The district court imposed sanctions after finding that counsel had subverted the court's jurisdiction by filing claims against Mr. Heater in a second state court action virtually identical to the ones pending before the district court. At a hearing on the matter, Ayala's counsel argued that it was necessary to assert the claims against Mr. Heater in the state court action to protect the plaintiff's rights and not lose claims to prescription. The district court found those justifications specious at best. It concluded that Ayala's rights against Mr. Heater were adequately protected in its court and the actions evinced a reckless disregard of the duty owed to the court. The court enjoined the state court proceedings and assessed Ayala's counsel the costs and fees incurred by Mr. Heater in bringing the motion to enjoin the state court proceedings.

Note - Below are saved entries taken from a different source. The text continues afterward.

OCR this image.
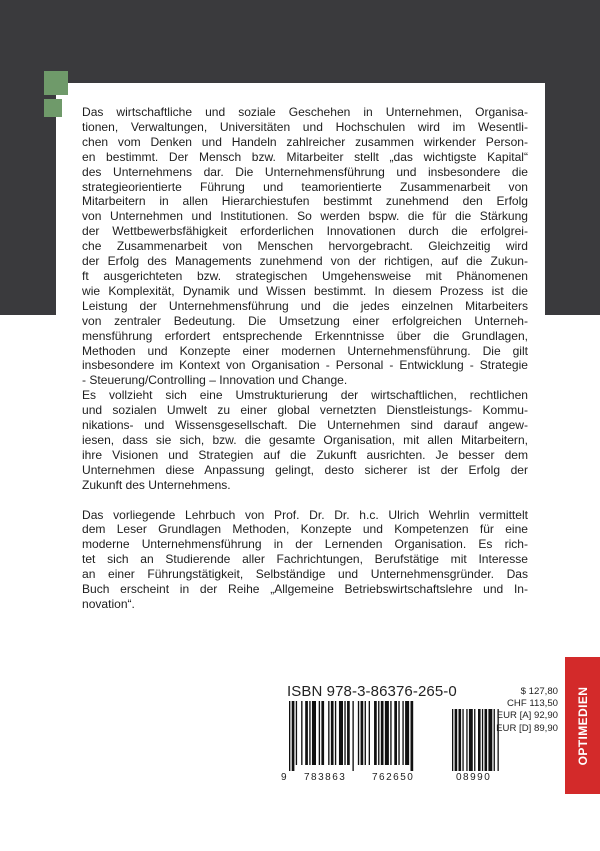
Das wirtschaftliche und soziale Geschehen in Unternehmen, Organisa-
tionen, Verwaltungen, Universitäten und Hochschulen wird im Wesentli-
chen vom Denken und Handeln zahlreicher zusammen wirkender Person-
en bestimmt. Der Mensch bzw. Mitarbeiter stellt „das wichtigste Kapital“
des Unternehmens dar. Die Unternehmensführung und insbesondere die
strategieorientierte Führung und teamorientierte Zusammenarbeit von
Mitarbeitern in allen Hierarchiestufen bestimmt zunehmend den Erfolg
von Unternehmen und Institutionen. So werden bspw. die für die Stärkung
der Wettbewerbsfähigkeit erforderlichen Innovationen durch die erfolgrei-
che Zusammenarbeit von Menschen hervorgebracht. Gleichzeitig wird
der Erfolg des Managements zunehmend von der richtigen, auf die Zukun-
ft ausgerichteten bzw. strategischen Umgehensweise mit Phänomenen
wie Komplexität, Dynamik und Wissen bestimmt. In diesem Prozess ist die
Leistung der Unternehmensführung und die jedes einzelnen Mitarbeiters
von zentraler Bedeutung. Die Umsetzung einer erfolgreichen Unterneh-
mensführung erfordert entsprechende Erkenntnisse über die Grundlagen,
Methoden und Konzepte einer modernen Unternehmensführung. Die gilt
insbesondere im Kontext von Organisation - Personal - Entwicklung - Strategie
- Steuerung/Controlling – Innovation und Change.

Es vollzieht sich eine Umstrukturierung der wirtschaftlichen, rechtlichen
und sozialen Umwelt zu einer global vernetzten Dienstleistungs- Kommu-
nikations- und Wissensgesellschaft. Die Unternehmen sind darauf angew-
iesen, dass sie sich, bzw. die gesamte Organisation, mit allen Mitarbeitern,
ihre Visionen und Strategien auf die Zukunft ausrichten. Je besser dem
Unternehmen diese Anpassung gelingt, desto sicherer ist der Erfolg der
Zukunft des Unternehmens.

Das vorliegende Lehrbuch von Prof. Dr. Dr. h.c. Ulrich Wehrlin vermittelt
dem Leser Grundlagen Methoden, Konzepte und Kompetenzen für eine
moderne Unternehmensführung in der Lernenden Organisation. Es rich-
tet sich an Studierende aller Fachrichtungen, Berufstätige mit Interesse
an einer Führungstätigkeit, Selbständige und Unternehmensgründer. Das
Buch erscheint in der Reihe „Allgemeine Betriebswirtschaftslehre und In-
novation“.

ISBN 978-3-86376-265-0
9 783863	762650	08990
$ 127,80
CHF 113,50
EUR [A] 92,90
EUR [D] 89,90 OPTIMEDIEN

The validity of the district court's decision to enjoin the second state court action is not before us. We only determine if the court abused its discretion by imposing sanctions under Section 1927 on the basis that Ayala's counsel acted with a reckless disregard for the duty owed to the court. Ayala's counsel argues that Gabriel remained a viable defendant after the district court refused to remand the case and that he was "forced" to re-file in state court. He further argues that alleging claims against Mr. Heater was necessary to "avoid possible malpractice charges and running of delays applicable to third-party actions under Louisiana law."

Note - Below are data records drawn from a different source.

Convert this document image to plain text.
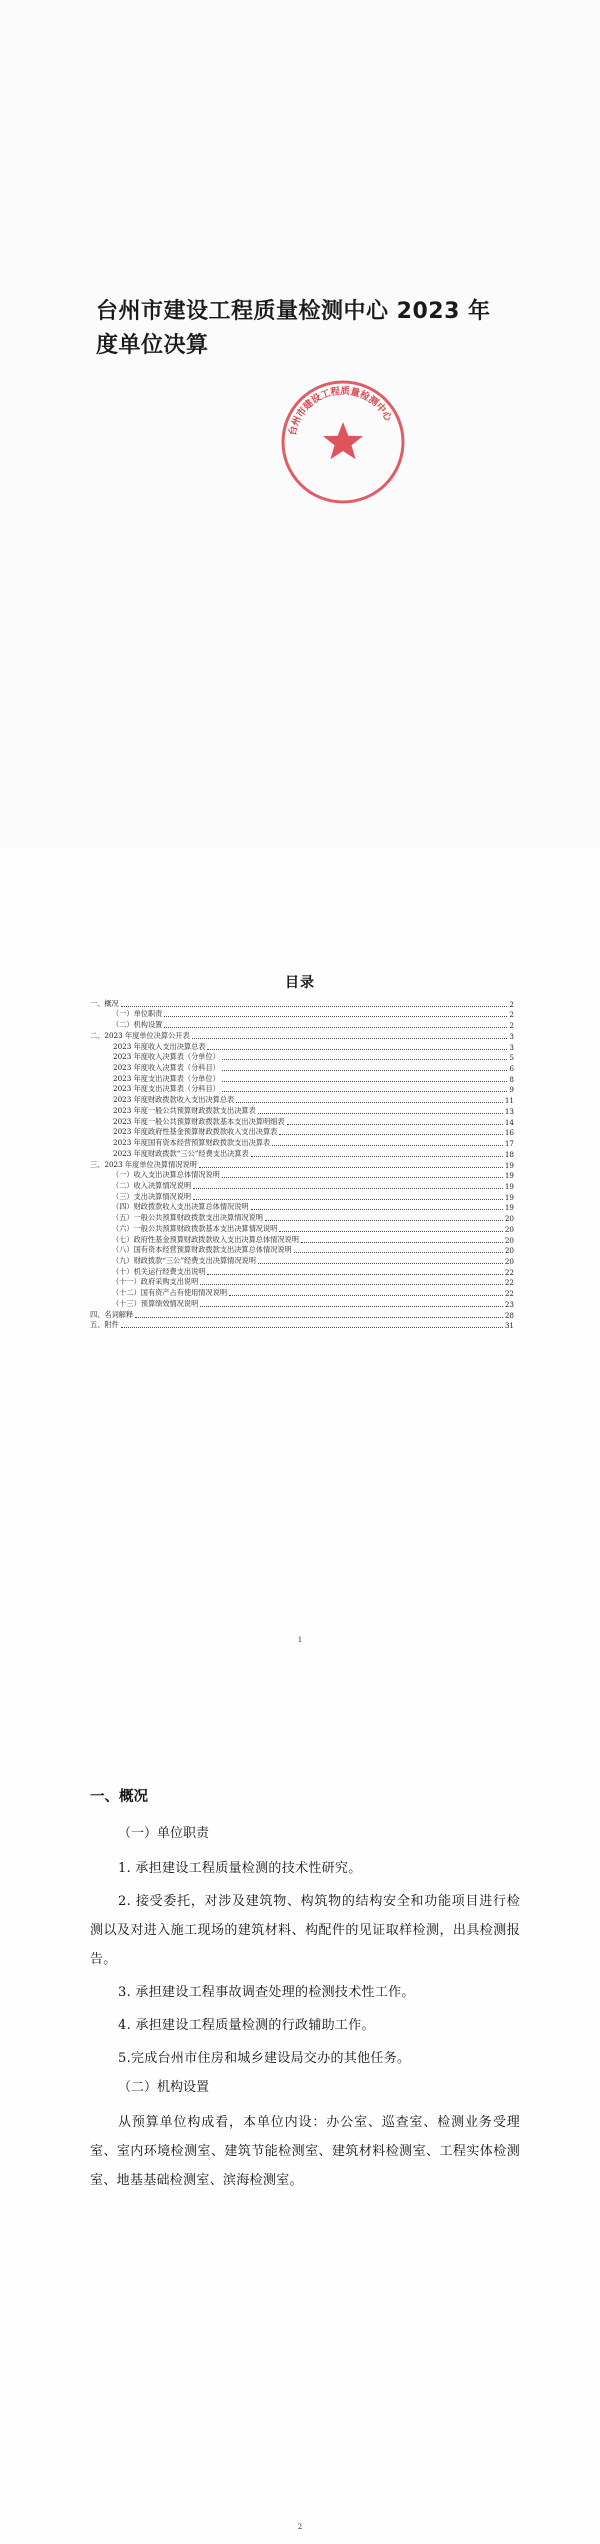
台州市建设工程质量检测中心 2023 年度单位决算
台州市建设工程质量检测中心
目录
一、概况	2
（一）单位职责	2
（二）机构设置	2
二、2023 年度单位决算公开表	3
2023 年度收入支出决算总表	3
2023 年度收入决算表（分单位）	5
2023 年度收入决算表（分科目）	6
2023 年度支出决算表（分单位）	8
2023 年度支出决算表（分科目）	9
2023 年度财政拨款收入支出决算总表	11
2023 年度一般公共预算财政拨款支出决算表	13
2023 年度一般公共预算财政拨款基本支出决算明细表	14
2023 年度政府性基金预算财政拨款收入支出决算表	16
2023 年度国有资本经营预算财政拨款支出决算表	17
2023 年度财政拨款“三公”经费支出决算表	18
三、2023 年度单位决算情况说明	19
（一）收入支出决算总体情况说明	19
（二）收入决算情况说明	19
（三）支出决算情况说明	19
（四）财政拨款收入支出决算总体情况说明	19
（五）一般公共预算财政拨款支出决算情况说明	20
（六）一般公共预算财政拨款基本支出决算情况说明	20
（七）政府性基金预算财政拨款收入支出决算总体情况说明	20
（八）国有资本经营预算财政拨款支出决算总体情况说明	20
（九）财政拨款“三公”经费支出决算情况说明	20
（十）机关运行经费支出说明	22
（十一）政府采购支出说明	22
（十二）国有资产占有使用情况说明	22
（十三）预算绩效情况说明	23
四、名词解释	28
五、附件	31
1
一、概况
（一）单位职责

1. 承担建设工程质量检测的技术性研究。

2. 接受委托，对涉及建筑物、构筑物的结构安全和功能项目进行检测以及对进入施工现场的建筑材料、构配件的见证取样检测，出具检测报告。

3. 承担建设工程事故调查处理的检测技术性工作。

4. 承担建设工程质量检测的行政辅助工作。

5.完成台州市住房和城乡建设局交办的其他任务。

（二）机构设置

从预算单位构成看，本单位内设：办公室、巡查室、检测业务受理室、室内环境检测室、建筑节能检测室、建筑材料检测室、工程实体检测室、地基基础检测室、滨海检测室。

2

Counsel's decision to make a second filing in state court against the same defendants who were still in federal court was inconsistent with the federal district court's assumption of jurisdiction over the claims against those parties. We accept that counsel did not advance legally sound arguments for his filing these nearly identical claims against Mr. Heater in the second state court action. It is not enough, however, that counsel made legal error. When, as here, there is no evidence of counsel's bad faith or improper motive, recklessness by counsel may be enough to conclude an attorney vexatiously multiplied the proceedings. Still, "Section 1927 only authorizes shifting fees that are associated with the persistent prosecution of a meritless claim." Procter & Gamble Co. v. Amway Corp., 280 F.3d 519, 525 (5th Cir. 2002) (quotation marks omitted; emphasis added). "The courts often use repeated filings despite warnings from the court, or other proof of excessive litigiousness, to support imposing sanctions." Id.; see also, e.g., Cambridge Toxicology Grp., Inc. v. Exnicios, 495 F.3d 169, 181 (5th Cir. 2007).
We conclude there is no evidence that counsel's conduct in filing the second state court action was a result of bad faith, improper motive, or reckless disregard of the duty owed the court. Counsel for Ayala did not persistently prosecute a meritless claim despite warnings from the court; rather, the evidence reflects that counsel at worst errantly believed that unless the second action was filed, his client would lose certain claims. Lawyers Title Ins. Corp., 739 F.3d at 871-72. While counsel's justifications for filing the second state court action may lack merit, that "is not a sufficient basis for awarding sanctions." Id. at 872. "Section 1927 sanctions should be employed only in instances evidencing a serious and standard disregard for the orderly process of justice, lest the legitimate zeal of an attorney in representing [a] client [be] dampened." Id. (quotation marks omitted) (alteration in original). The district court abused its discretion in imposing sanctions against Ayala's counsel.